Here are some observations that you could include to be able to stop more early in your backtracking.

First of all remember that for n steps the total sum in all areas can be computed with the formula n(n+1)/2. This number has to be divisible evenly into the groups i.e. it has to be divisible by 17 which is the amount of groups.

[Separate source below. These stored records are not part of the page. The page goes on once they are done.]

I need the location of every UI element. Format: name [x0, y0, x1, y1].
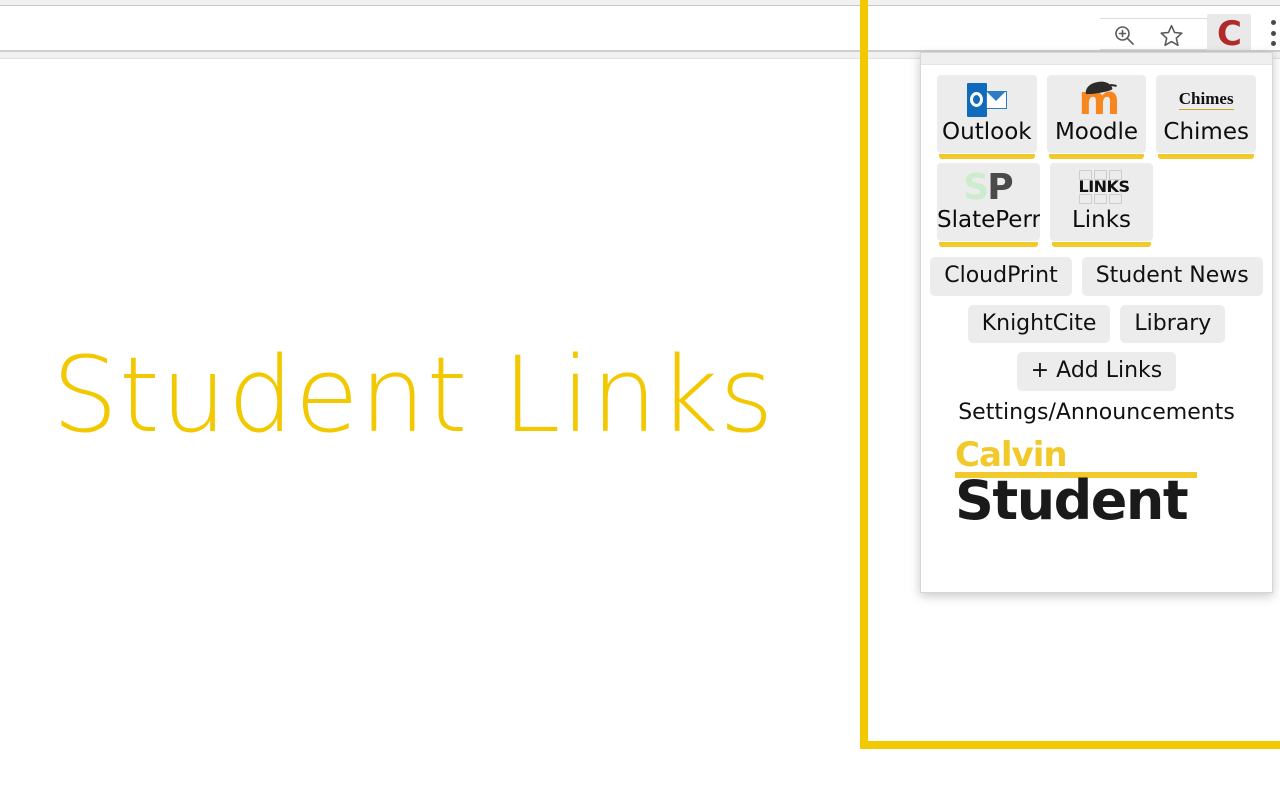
tile-row-2: S P SlatePermission	[937, 163, 1256, 247]
tile-outlook[interactable]: Outlook	[937, 75, 1037, 159]
links-wordmark: LINKS	[1078, 177, 1130, 196]
tile-row-1: Outlook m Moodle Chimes Chimes	[937, 75, 1257, 159]
screen: C Student Links Outlook m Moodle Chimes …	[0, 0, 1280, 800]
extension-icon-letter: C	[1217, 14, 1242, 54]
pill-row-1: CloudPrint Student News	[930, 257, 1263, 296]
pill-library[interactable]: Library	[1120, 304, 1226, 344]
zoom-in-icon[interactable]	[1108, 20, 1140, 50]
tile-label: Outlook	[942, 121, 1032, 144]
popup-body: Outlook m Moodle Chimes Chimes S P Slate…	[921, 65, 1272, 528]
calvin-student-logo: Calvin Student	[937, 434, 1256, 533]
extension-popup: Outlook m Moodle Chimes Chimes S P Slate…	[920, 52, 1273, 593]
menu-dot	[1270, 30, 1276, 36]
sp-letter-s: S	[963, 167, 990, 208]
popup-header	[921, 53, 1272, 65]
calvin-extension-button[interactable]: C	[1207, 14, 1251, 54]
add-links-button[interactable]: + Add Links	[1016, 352, 1177, 391]
settings-announcements-link[interactable]: Settings/Announcements	[937, 400, 1256, 425]
tile-chimes[interactable]: Chimes Chimes	[1156, 75, 1257, 159]
tile-label: Moodle	[1054, 121, 1139, 144]
chimes-icon: Chimes	[1178, 81, 1234, 119]
bookmark-star-icon[interactable]	[1155, 20, 1187, 50]
moodle-icon: m	[1078, 78, 1121, 124]
slatepermission-icon: S P	[963, 169, 1013, 207]
links-grid-icon: LINKS	[1078, 169, 1130, 207]
pill-knightcite[interactable]: KnightCite	[967, 304, 1111, 344]
outlook-icon	[966, 81, 1007, 119]
tile-moodle[interactable]: m Moodle	[1046, 75, 1147, 159]
browser-toolbar: C	[0, 6, 1280, 54]
logo-calvin-text: Calvin	[955, 434, 1068, 475]
chimes-wordmark: Chimes	[1178, 89, 1234, 111]
menu-dot	[1270, 20, 1276, 25]
decorative-frame-horizontal	[860, 741, 1280, 749]
sp-letter-p: P	[987, 167, 1014, 208]
menu-dot	[1270, 41, 1276, 46]
pill-row-2: KnightCite Library	[937, 304, 1256, 344]
pill-row-3: + Add Links	[937, 352, 1256, 391]
decorative-frame-vertical	[860, 0, 868, 749]
page-title: Student Links	[52, 334, 775, 456]
tile-links[interactable]: LINKS Links	[1050, 163, 1153, 247]
logo-student-text: Student	[955, 469, 1189, 533]
tile-slatepermission[interactable]: S P SlatePermission	[937, 163, 1040, 247]
tile-label: Chimes	[1163, 121, 1249, 144]
tile-label: SlatePermission	[937, 209, 1040, 232]
tile-label: Links	[1071, 209, 1132, 232]
pill-cloudprint[interactable]: CloudPrint	[930, 257, 1072, 296]
three-dot-menu-icon[interactable]	[1268, 20, 1278, 46]
pill-student-news[interactable]: Student News	[1081, 257, 1263, 296]
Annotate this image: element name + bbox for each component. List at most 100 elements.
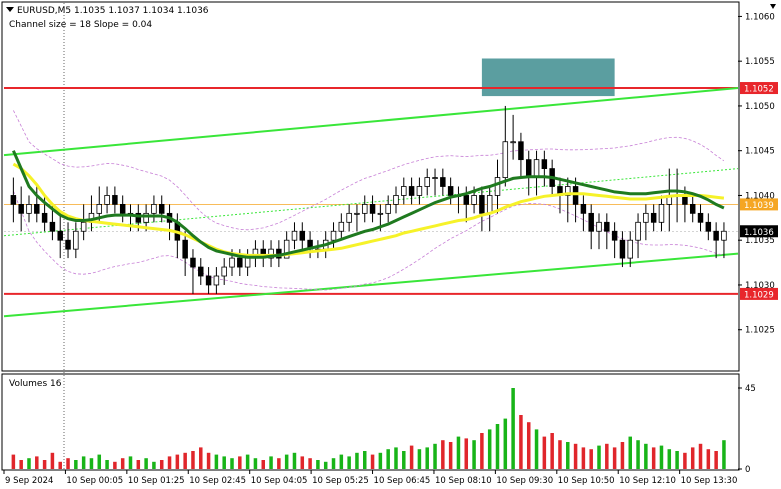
price-tick-label: 1.1050 [745, 102, 775, 112]
volume-panel [1, 373, 740, 471]
candle-body [112, 195, 118, 205]
candle-body [494, 177, 501, 196]
candle-body [588, 212, 594, 232]
time-tick-label: 10 Sep 06:45 [374, 476, 431, 486]
candle-body [416, 186, 423, 196]
candle-body [221, 266, 227, 277]
candle-body [346, 212, 352, 223]
candle-body [73, 230, 79, 250]
price-marker-label: 1.1029 [744, 290, 774, 300]
candle-body [65, 239, 71, 250]
candle-body [432, 177, 438, 179]
candle-body [158, 204, 165, 214]
price-tick-label: 1.1025 [745, 326, 775, 336]
candle-body [362, 204, 368, 214]
volume-tick-label: 0 [745, 465, 750, 475]
candle-body [198, 266, 204, 277]
price-marker-label: 1.1036 [744, 228, 774, 238]
candle-body [408, 186, 415, 196]
target-zone-box [481, 58, 615, 97]
candle-body [338, 221, 345, 232]
channel-info: Channel size = 18 Slope = 0.04 [9, 20, 152, 30]
candle-body [299, 230, 306, 241]
candle-body [713, 230, 719, 241]
candle-body [705, 221, 712, 232]
time-tick-label: 10 Sep 00:05 [66, 476, 123, 486]
volume-axis: 45 0 [738, 384, 756, 475]
candle-body [510, 141, 516, 144]
candle-body [330, 230, 337, 241]
candle-body [401, 186, 407, 196]
candle-body [377, 212, 384, 215]
time-tick-label: 10 Sep 01:25 [128, 476, 185, 486]
price-marker-label: 1.1039 [744, 201, 774, 211]
time-axis: 9 Sep 2024 10 Sep 00:05 10 Sep 01:25 10 Sep… [3, 470, 738, 486]
candle-body [369, 204, 376, 214]
candle-body [18, 204, 24, 214]
candle-body [447, 186, 454, 196]
price-tick-label: 1.1045 [745, 147, 775, 157]
time-tick-label: 10 Sep 02:45 [189, 476, 246, 486]
candle-body [658, 204, 665, 223]
candle-body [440, 177, 446, 187]
candle-body [119, 204, 126, 214]
candle-body [643, 212, 649, 223]
time-tick-label: 10 Sep 04:05 [251, 476, 308, 486]
candle-body [541, 159, 548, 169]
candle-body [104, 195, 110, 205]
candle-body [525, 159, 532, 178]
candle-body [479, 195, 485, 214]
eurusd-chart[interactable]: 1.10601.10551.10501.10451.10401.10351.10… [0, 0, 781, 489]
time-tick-label: 9 Sep 2024 [5, 476, 53, 486]
candle-body [10, 195, 17, 205]
candle-body [627, 239, 633, 259]
candle-body [689, 204, 696, 214]
candle-body [34, 204, 40, 214]
candle-body [354, 212, 360, 215]
time-tick-label: 10 Sep 13:30 [681, 476, 738, 486]
candle-body [502, 141, 509, 178]
candle-body [471, 195, 477, 205]
symbol-info: EURUSD,M5 1.1035 1.1037 1.1034 1.1036 [17, 6, 209, 16]
scroll-arrow-icon[interactable] [770, 4, 776, 9]
candle-body [650, 212, 657, 223]
candle-body [151, 204, 157, 214]
candle-body [604, 221, 610, 232]
price-panel [1, 1, 740, 372]
candle-body [580, 204, 587, 214]
candle-body [49, 221, 56, 232]
volume-tick-label: 45 [745, 384, 756, 394]
candle-body [463, 195, 470, 205]
candle-body [697, 212, 704, 223]
candle-body [596, 221, 602, 232]
candle-body [611, 230, 618, 241]
time-tick-label: 10 Sep 12:10 [619, 476, 676, 486]
candle-body [229, 257, 235, 268]
time-tick-label: 10 Sep 09:30 [496, 476, 553, 486]
candle-body [721, 230, 727, 241]
candle-body [291, 230, 298, 241]
candle-body [213, 275, 220, 286]
candle-body [572, 186, 579, 205]
time-tick-label: 10 Sep 10:50 [558, 476, 615, 486]
candle-body [385, 204, 391, 214]
candle-body [486, 195, 493, 214]
candle-body [533, 159, 540, 178]
candle-body [424, 177, 430, 187]
candle-body [26, 204, 32, 214]
price-tick-label: 1.1055 [745, 57, 775, 67]
candle-body [80, 221, 87, 232]
price-marker-label: 1.1052 [744, 85, 774, 95]
time-tick-label: 10 Sep 08:10 [435, 476, 492, 486]
candle-body [635, 221, 641, 241]
candle-body [96, 204, 103, 214]
price-tick-label: 1.1060 [745, 12, 775, 22]
volume-label: Volumes 16 [9, 379, 62, 389]
time-tick-label: 10 Sep 05:25 [312, 476, 369, 486]
candle-body [205, 275, 212, 286]
candle-body [57, 230, 63, 241]
candle-body [518, 141, 524, 161]
candle-body [237, 257, 243, 268]
target-zone [481, 58, 615, 97]
candle-body [393, 195, 399, 205]
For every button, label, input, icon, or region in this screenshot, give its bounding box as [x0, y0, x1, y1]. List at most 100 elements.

Furthermore if we look at the 12 we can conclude that the 11 and 13 must have been in the same area so we get a lower bound on the number for each area as 2+5+8+11+12+13=51.

And lastly we have groups of size two so the largest two step numbers must make up the total sum for one group.

Using those conditions we can calculate the remaining possible amount of steps with

# the total sum is divisible by 17: 
# n*(n+1)/2 % 17 == 0 

# the sum for each group is at least the predictable sum for
# the biggest given group 2+5+8+11+12+13=51: 
# n*(n+1)/(2*17) >= 51

# since there are groups of two elements the sum of the biggest 
# two numbers must be as least as big as the sum for each group
# n+n-1 >= n*(n+1)/(2*17)
[n for n in range(101) if n*(n+1)/2 % 17 == 0 and n*(n+1)/(2*17) >= 51 and n+n-1 >= n*(n+1)/(2*17)]

giving us [50,51]. So the knight must have taken either 50 or 51 steps and the sum for each area must be either 75 or 78.